Timescale: Oct 2021-Sept 2024
Prof. Oliver Korup, University of Potsdam
Prof. Jürgen Kurths, PIK Potsdam & Hu Berlin
PD Dr. Norbert Marwan, PIK Potsdam & University of Potsdam
Summary of the project
Numerous studies devoted to landslide prediction rely on intersecting data of past slope failures and the associated geological, topographic, and meteorological conditions. One common notion is that contemporary atmospheric warming is increasing the magnitude and frequency of landslides. We test this notion by making use of detailed time series of meteorological and seismological data that have become available at high spatial and temporal resolution and encourage means to predict landslides from patterns of weather and seismic activity. In this project we aim to learn whether and how well it is feasible to predict, large—and often destructive—landslides from precursory weather conditions. We also aim to test how to disentangle such predictions from the influence of historic seismic activity. This approach is novel in that it focuses on climatic and seismic precursors for each landslide, and in that it focuses on the larger to largest slope failures that have eluded most comparable studies.
Objectives and Methods
Dedicated Regional Cluster(s): Japan, United States, (and worldwide given some datasets)

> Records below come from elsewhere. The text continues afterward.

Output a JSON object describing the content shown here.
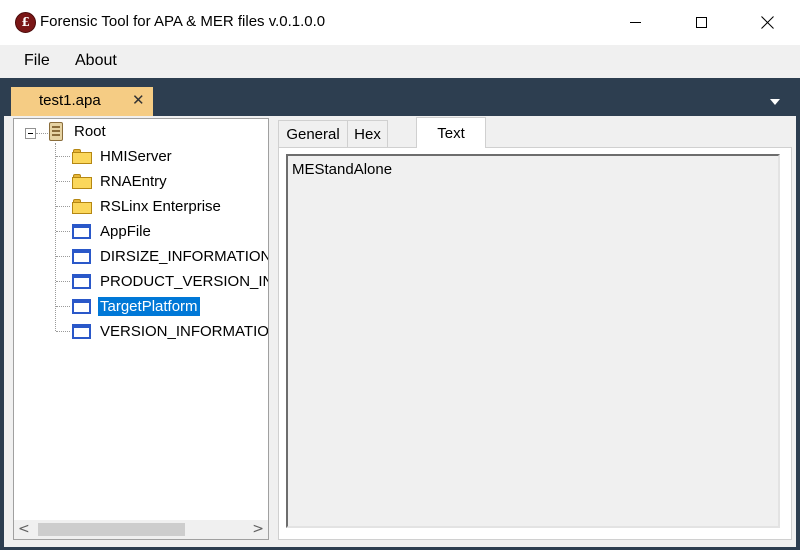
{
  "window": {
    "title": "Forensic Tool for APA & MER files v.0.1.0.0",
    "icon": "app-seal-icon",
    "icon_glyph": "£"
  },
  "menu": {
    "items": [
      {
        "label": "File"
      },
      {
        "label": "About"
      }
    ]
  },
  "document_tab": {
    "label": "test1.apa",
    "close_glyph": "✕",
    "color": "#f5cc84"
  },
  "tree": {
    "root": {
      "label": "Root",
      "icon": "root-node-icon"
    },
    "items": [
      {
        "label": "HMIServer",
        "icon": "folder-icon"
      },
      {
        "label": "RNAEntry",
        "icon": "folder-icon"
      },
      {
        "label": "RSLinx Enterprise",
        "icon": "folder-icon"
      },
      {
        "label": "AppFile",
        "icon": "file-icon"
      },
      {
        "label": "DIRSIZE_INFORMATION",
        "icon": "file-icon"
      },
      {
        "label": "PRODUCT_VERSION_INFO",
        "icon": "file-icon"
      },
      {
        "label": "TargetPlatform",
        "icon": "file-icon",
        "selected": true
      },
      {
        "label": "VERSION_INFORMATION",
        "icon": "file-icon"
      }
    ]
  },
  "scrollbar": {
    "left_glyph": "<",
    "right_glyph": ">"
  },
  "detail_tabs": {
    "items": [
      {
        "label": "General"
      },
      {
        "label": "Hex"
      },
      {
        "label": "Text",
        "active": true
      }
    ]
  },
  "text_view": {
    "content": "MEStandAlone"
  },
  "colors": {
    "workspace": "#2d3e50",
    "selection": "#0078d7"
  }
}
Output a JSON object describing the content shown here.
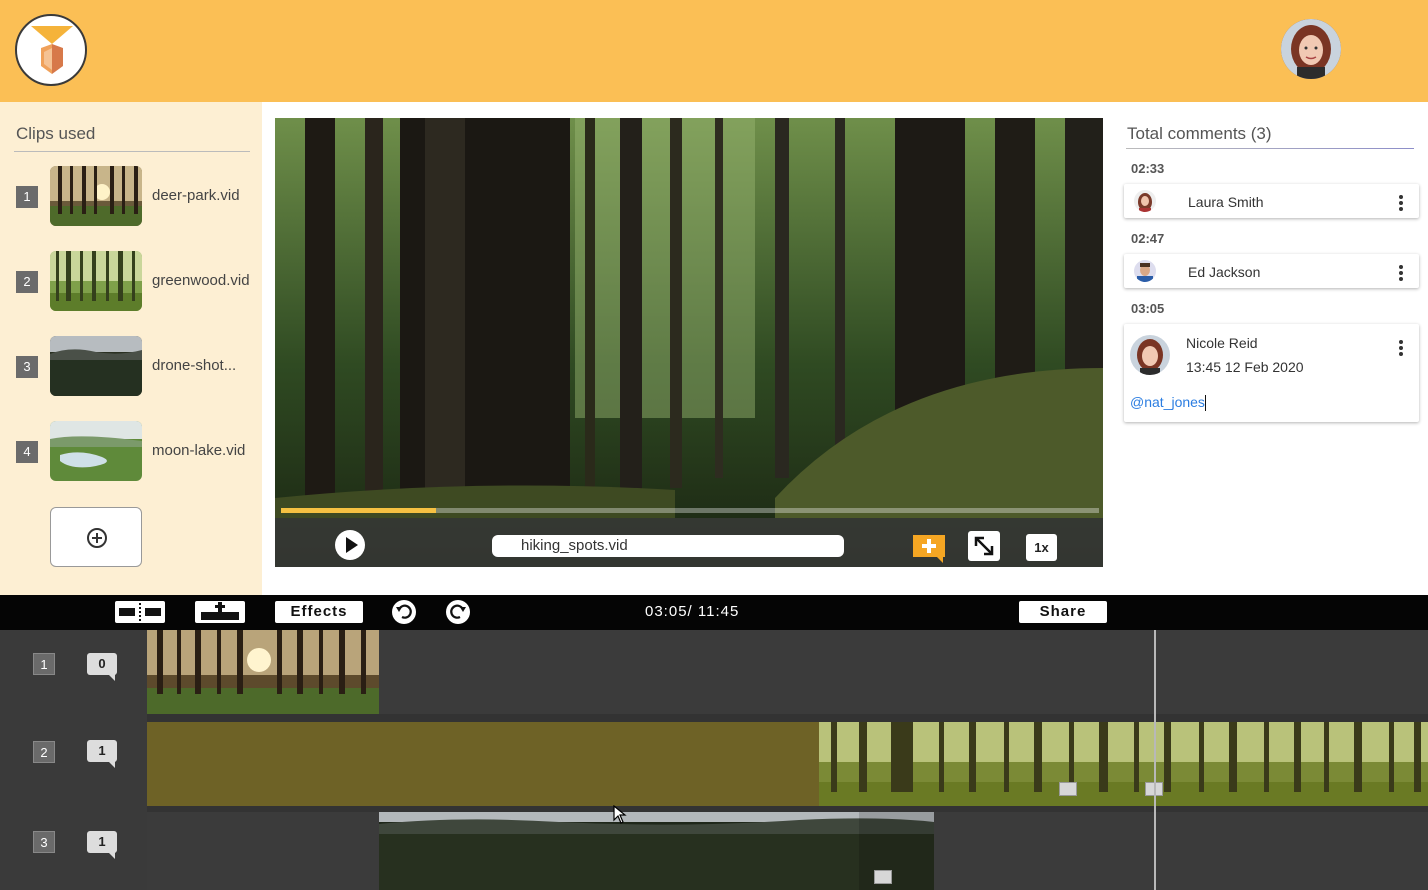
{
  "header": {
    "logo": "app-logo",
    "user_avatar": "user-avatar"
  },
  "clips_panel": {
    "title": "Clips used",
    "items": [
      {
        "number": "1",
        "name": "deer-park.vid"
      },
      {
        "number": "2",
        "name": "greenwood.vid"
      },
      {
        "number": "3",
        "name": "drone-shot..."
      },
      {
        "number": "4",
        "name": "moon-lake.vid"
      }
    ],
    "add_icon": "plus-circle-icon"
  },
  "player": {
    "filename": "hiking_spots.vid",
    "speed": "1x",
    "progress": 0.19
  },
  "comments": {
    "title": "Total comments (3)",
    "groups": [
      {
        "time": "02:33",
        "author": "Laura Smith"
      },
      {
        "time": "02:47",
        "author": "Ed Jackson"
      },
      {
        "time": "03:05",
        "author": "Nicole Reid",
        "timestamp": "13:45 12 Feb 2020",
        "mention": "@nat_jones"
      }
    ]
  },
  "toolbar": {
    "effects_label": "Effects",
    "timecode": "03:05/ 11:45",
    "share_label": "Share"
  },
  "timeline": {
    "tracks": [
      {
        "number": "1",
        "comment_count": "0"
      },
      {
        "number": "2",
        "comment_count": "1"
      },
      {
        "number": "3",
        "comment_count": "1"
      }
    ]
  },
  "colors": {
    "header": "#fbbf55",
    "sidebar": "#fdefd3",
    "accent": "#f5a623",
    "track_placeholder": "#6e6226"
  }
}
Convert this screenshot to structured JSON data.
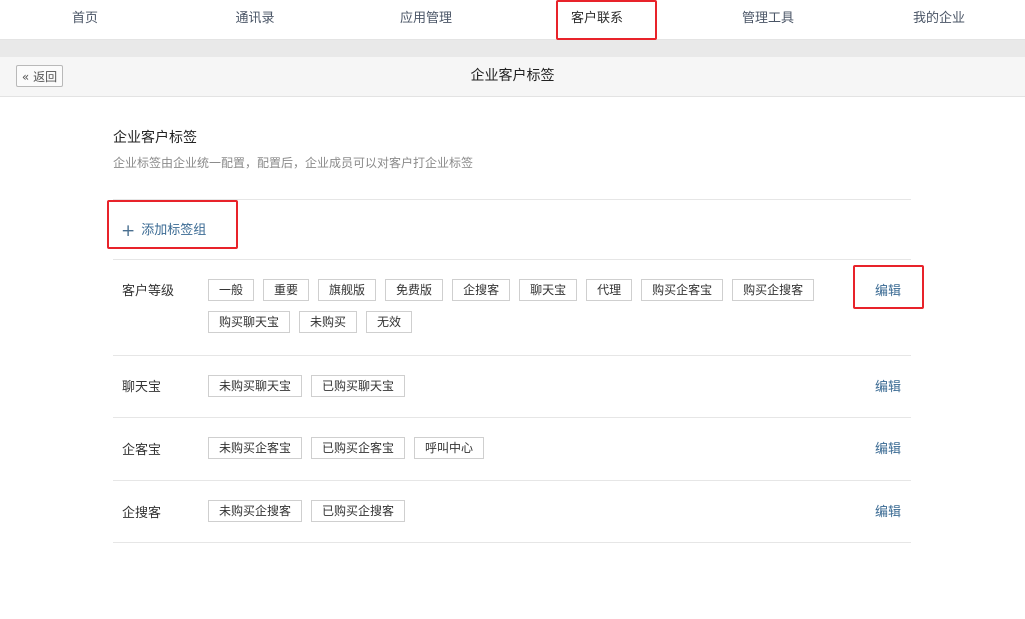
{
  "topnav": {
    "items": [
      {
        "label": "首页"
      },
      {
        "label": "通讯录"
      },
      {
        "label": "应用管理"
      },
      {
        "label": "客户联系"
      },
      {
        "label": "管理工具"
      },
      {
        "label": "我的企业"
      }
    ]
  },
  "titlebar": {
    "back_label": "« 返回",
    "title": "企业客户标签"
  },
  "section": {
    "title": "企业客户标签",
    "description": "企业标签由企业统一配置，配置后，企业成员可以对客户打企业标签",
    "add_group_label": "添加标签组"
  },
  "groups": [
    {
      "name": "客户等级",
      "tags": [
        "一般",
        "重要",
        "旗舰版",
        "免费版",
        "企搜客",
        "聊天宝",
        "代理",
        "购买企客宝",
        "购买企搜客",
        "购买聊天宝",
        "未购买",
        "无效"
      ],
      "edit_label": "编辑"
    },
    {
      "name": "聊天宝",
      "tags": [
        "未购买聊天宝",
        "已购买聊天宝"
      ],
      "edit_label": "编辑"
    },
    {
      "name": "企客宝",
      "tags": [
        "未购买企客宝",
        "已购买企客宝",
        "呼叫中心"
      ],
      "edit_label": "编辑"
    },
    {
      "name": "企搜客",
      "tags": [
        "未购买企搜客",
        "已购买企搜客"
      ],
      "edit_label": "编辑"
    }
  ],
  "colors": {
    "highlight_box": "#e8232a",
    "link": "#3a6a93"
  }
}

Related PhD-projects: P1 (first cohort, Ugur Öztürk) and I8 (second cohort, Katharina Müller, Lisa Luna): this project builds on P1 and I8. With our Japanese collaborators we also have access to landslide damage data, so that we hope to gain first insights into the damage portfolio (and possibly future exposure) of rainfall- and earthquake-triggered landslides at the scale of an entire nation.

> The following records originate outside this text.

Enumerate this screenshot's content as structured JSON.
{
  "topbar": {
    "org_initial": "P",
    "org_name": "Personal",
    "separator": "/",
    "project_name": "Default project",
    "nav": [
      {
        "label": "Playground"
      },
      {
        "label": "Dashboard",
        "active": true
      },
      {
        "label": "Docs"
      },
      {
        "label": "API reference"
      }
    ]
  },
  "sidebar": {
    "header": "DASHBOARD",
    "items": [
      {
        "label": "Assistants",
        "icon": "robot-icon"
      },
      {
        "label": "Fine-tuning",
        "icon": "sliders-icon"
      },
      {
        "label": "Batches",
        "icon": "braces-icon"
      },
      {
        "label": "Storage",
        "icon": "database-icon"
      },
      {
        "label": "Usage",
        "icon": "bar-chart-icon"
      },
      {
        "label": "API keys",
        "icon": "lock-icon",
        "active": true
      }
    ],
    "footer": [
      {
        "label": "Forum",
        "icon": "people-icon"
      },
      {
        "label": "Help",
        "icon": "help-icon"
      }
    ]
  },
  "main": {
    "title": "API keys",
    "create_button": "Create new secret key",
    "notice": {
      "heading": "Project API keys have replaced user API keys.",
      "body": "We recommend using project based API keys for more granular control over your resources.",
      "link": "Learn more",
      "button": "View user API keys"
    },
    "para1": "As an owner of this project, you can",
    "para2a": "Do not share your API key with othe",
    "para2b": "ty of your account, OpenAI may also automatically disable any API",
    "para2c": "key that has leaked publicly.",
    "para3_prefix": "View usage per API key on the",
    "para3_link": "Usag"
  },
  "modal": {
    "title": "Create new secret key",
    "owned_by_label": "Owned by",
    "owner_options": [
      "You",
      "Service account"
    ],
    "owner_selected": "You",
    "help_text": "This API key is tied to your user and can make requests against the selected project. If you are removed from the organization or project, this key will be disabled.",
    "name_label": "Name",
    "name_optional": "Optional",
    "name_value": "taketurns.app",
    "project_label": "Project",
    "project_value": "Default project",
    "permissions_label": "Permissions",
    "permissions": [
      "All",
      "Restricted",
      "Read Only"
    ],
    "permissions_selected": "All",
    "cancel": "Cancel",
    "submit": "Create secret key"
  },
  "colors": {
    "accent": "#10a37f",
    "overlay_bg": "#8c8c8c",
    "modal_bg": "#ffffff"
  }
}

Planned external collaborations:
Responsibilities: The PhD-project “Predicting large landslides in a changing climate” is based at the research team “Geohazards” of the University of Potsdam. The PhD-project aims at developing methods to identify from existing landslide catalogues those landslides that have the highest likelihood of having had a rainfall trigger, and thus separate them from co-seismic landslides. Methods for this project will involve the analysis of large and partly inhomogeneous landslide inventories from selected mountain belts using complex spatially embedded networks, and probabilistic classification methods using Bayesian Reasoning and Machine Learning.

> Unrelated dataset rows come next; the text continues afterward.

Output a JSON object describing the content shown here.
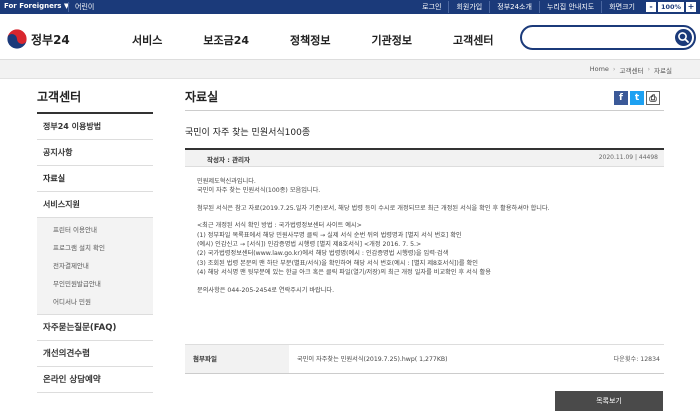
{
  "topbar": {
    "foreigners": "For Foreigners ▼",
    "kids": "어린이",
    "links": [
      "로그인",
      "회원가입",
      "정부24소개",
      "누리집 안내지도",
      "화면크기"
    ],
    "zoom_minus": "-",
    "zoom_value": "100%",
    "zoom_plus": "+"
  },
  "header": {
    "logo_text": "정부24",
    "menus": [
      "서비스",
      "보조금24",
      "정책정보",
      "기관정보",
      "고객센터"
    ],
    "search_value": ""
  },
  "breadcrumb": [
    "Home",
    "고객센터",
    "자료실"
  ],
  "lnb": {
    "title": "고객센터",
    "items": [
      "정부24 이용방법",
      "공지사항",
      "자료실",
      "서비스지원"
    ],
    "subitems": [
      "프린터 이용안내",
      "프로그램 설치 확인",
      "전자결제안내",
      "무인민원발급안내",
      "어디서나 민원"
    ],
    "items2": [
      "자주묻는질문(FAQ)",
      "개선의견수렴",
      "온라인 상담예약"
    ]
  },
  "content": {
    "page_title": "자료실",
    "share": {
      "facebook": "f",
      "twitter": "t",
      "print": "⎙"
    },
    "post_title": "국민이 자주 찾는 민원서식100종",
    "author": "작성자 : 관리자",
    "date": "2020.11.09 | 44498",
    "body": [
      "민원제도혁신과입니다.",
      "국민이 자주 찾는 민원서식(100종) 모음입니다.",
      "",
      "첨부된 서식은 참고 자료(2019.7.25.일자 기준)로서, 해당 법령 등이 수시로 개정되므로 최근 개정된 서식을 확인 후 활용하셔야 합니다.",
      "",
      "<최근 개정된 서식 확인 방법 : 국가법령정보센터 사이트 예시>",
      "(1) 정부파일 목록표에서 해당 민원사무명 클릭 → 실제 서식 순번 뒤의 법령명과 [별지 서식 번호] 확인",
      "(예시) 인감신고 → [서식]) 인감증명법 시행령 [별지 제8호서식] <개정 2016. 7. 5.>",
      "(2) 국가법령정보센터(www.law.go.kr)에서 해당 법령명(예시 : 인감증명법 시행령)을 입력·검색",
      "(3) 조회된 법령 본문의 맨 하단 부분(별표/서식)을 확인하여 해당 서식 번호(예시 : [별지 제8호서식])를 확인",
      "(4) 해당 서식명 맨 뒷부분에 있는 한글 아크 혹은 클릭 파일(열기/저장)의 최근 개정 일자를 비교확인 후 서식 활용",
      "",
      "문의사항은 044-205-2454로 연락주시기 바랍니다."
    ],
    "attach_label": "첨부파일",
    "attach_file": "국민이 자주찾는 민원서식(2019.7.25).hwp( 1,277KB)",
    "download_count": "다운횟수: 12834",
    "list_button": "목록보기"
  }
}
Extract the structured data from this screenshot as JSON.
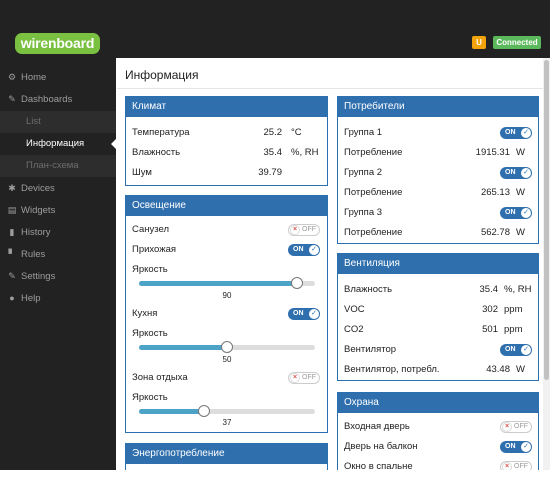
{
  "brand": {
    "logo": "wirenboard"
  },
  "status": {
    "user_badge": "U",
    "connection": "Connected"
  },
  "sidebar": {
    "items": [
      {
        "label": "Home",
        "icon": "home-icon"
      },
      {
        "label": "Dashboards",
        "icon": "wrench-icon"
      },
      {
        "label": "List",
        "sub": true
      },
      {
        "label": "Информация",
        "sub": true,
        "active": true
      },
      {
        "label": "План-схема",
        "sub": true
      },
      {
        "label": "Devices",
        "icon": "gear-icon"
      },
      {
        "label": "Widgets",
        "icon": "widgets-icon"
      },
      {
        "label": "History",
        "icon": "bar-chart-icon"
      },
      {
        "label": "Rules",
        "icon": "file-icon"
      },
      {
        "label": "Settings",
        "icon": "wrench-icon"
      },
      {
        "label": "Help",
        "icon": "question-icon"
      }
    ]
  },
  "page": {
    "title": "Информация"
  },
  "climate": {
    "title": "Климат",
    "rows": [
      {
        "label": "Температура",
        "value": "25.2",
        "unit": "°C"
      },
      {
        "label": "Влажность",
        "value": "35.4",
        "unit": "%, RH"
      },
      {
        "label": "Шум",
        "value": "39.79",
        "unit": ""
      }
    ]
  },
  "lighting": {
    "title": "Освещение",
    "sanuzel": {
      "label": "Санузел",
      "state": "OFF"
    },
    "prihozhaya": {
      "label": "Прихожая",
      "state": "ON"
    },
    "brightness1": {
      "label": "Яркость",
      "value": "90"
    },
    "kuhnya": {
      "label": "Кухня",
      "state": "ON"
    },
    "brightness2": {
      "label": "Яркость",
      "value": "50"
    },
    "zona": {
      "label": "Зона отдыха",
      "state": "OFF"
    },
    "brightness3": {
      "label": "Яркость",
      "value": "37"
    }
  },
  "energy": {
    "title": "Энергопотребление"
  },
  "consumers": {
    "title": "Потребители",
    "g1": {
      "label": "Группа 1",
      "state": "ON"
    },
    "p1": {
      "label": "Потребление",
      "value": "1915.31",
      "unit": "W"
    },
    "g2": {
      "label": "Группа 2",
      "state": "ON"
    },
    "p2": {
      "label": "Потребление",
      "value": "265.13",
      "unit": "W"
    },
    "g3": {
      "label": "Группа 3",
      "state": "ON"
    },
    "p3": {
      "label": "Потребление",
      "value": "562.78",
      "unit": "W"
    }
  },
  "ventilation": {
    "title": "Вентиляция",
    "hum": {
      "label": "Влажность",
      "value": "35.4",
      "unit": "%, RH"
    },
    "voc": {
      "label": "VOC",
      "value": "302",
      "unit": "ppm"
    },
    "co2": {
      "label": "CO2",
      "value": "501",
      "unit": "ppm"
    },
    "fan": {
      "label": "Вентилятор",
      "state": "ON"
    },
    "fanp": {
      "label": "Вентилятор, потребл.",
      "value": "43.48",
      "unit": "W"
    }
  },
  "security": {
    "title": "Охрана",
    "d1": {
      "label": "Входная дверь",
      "state": "OFF"
    },
    "d2": {
      "label": "Дверь на балкон",
      "state": "ON"
    },
    "d3": {
      "label": "Окно в спальне",
      "state": "OFF"
    }
  },
  "colors": {
    "panel_header": "#2f6fae",
    "sidebar": "#222222",
    "logo": "#7ac142",
    "connected": "#5cb85c",
    "slider_fill": "#4da3c6"
  }
}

Requirements: We are seeking applications from highly motivated individuals with a strong background in quanti-tative geosciences, remote sensing, engineering geology, or landslide research. Fluency in the English language (speaking and writing) as well as the willingness to work in an interdisciplinary team are essential. Experience with statistical software and learning, processing of large and in-homogeneous geodata is desirable. We expect a solid background in mathematics, programming skills, and interest in the quantitative assessment of geohazards and -risks. Basic knowledge of time-series analysis, data mining or machine learning, and modern risk concepts will be of advantage for this post.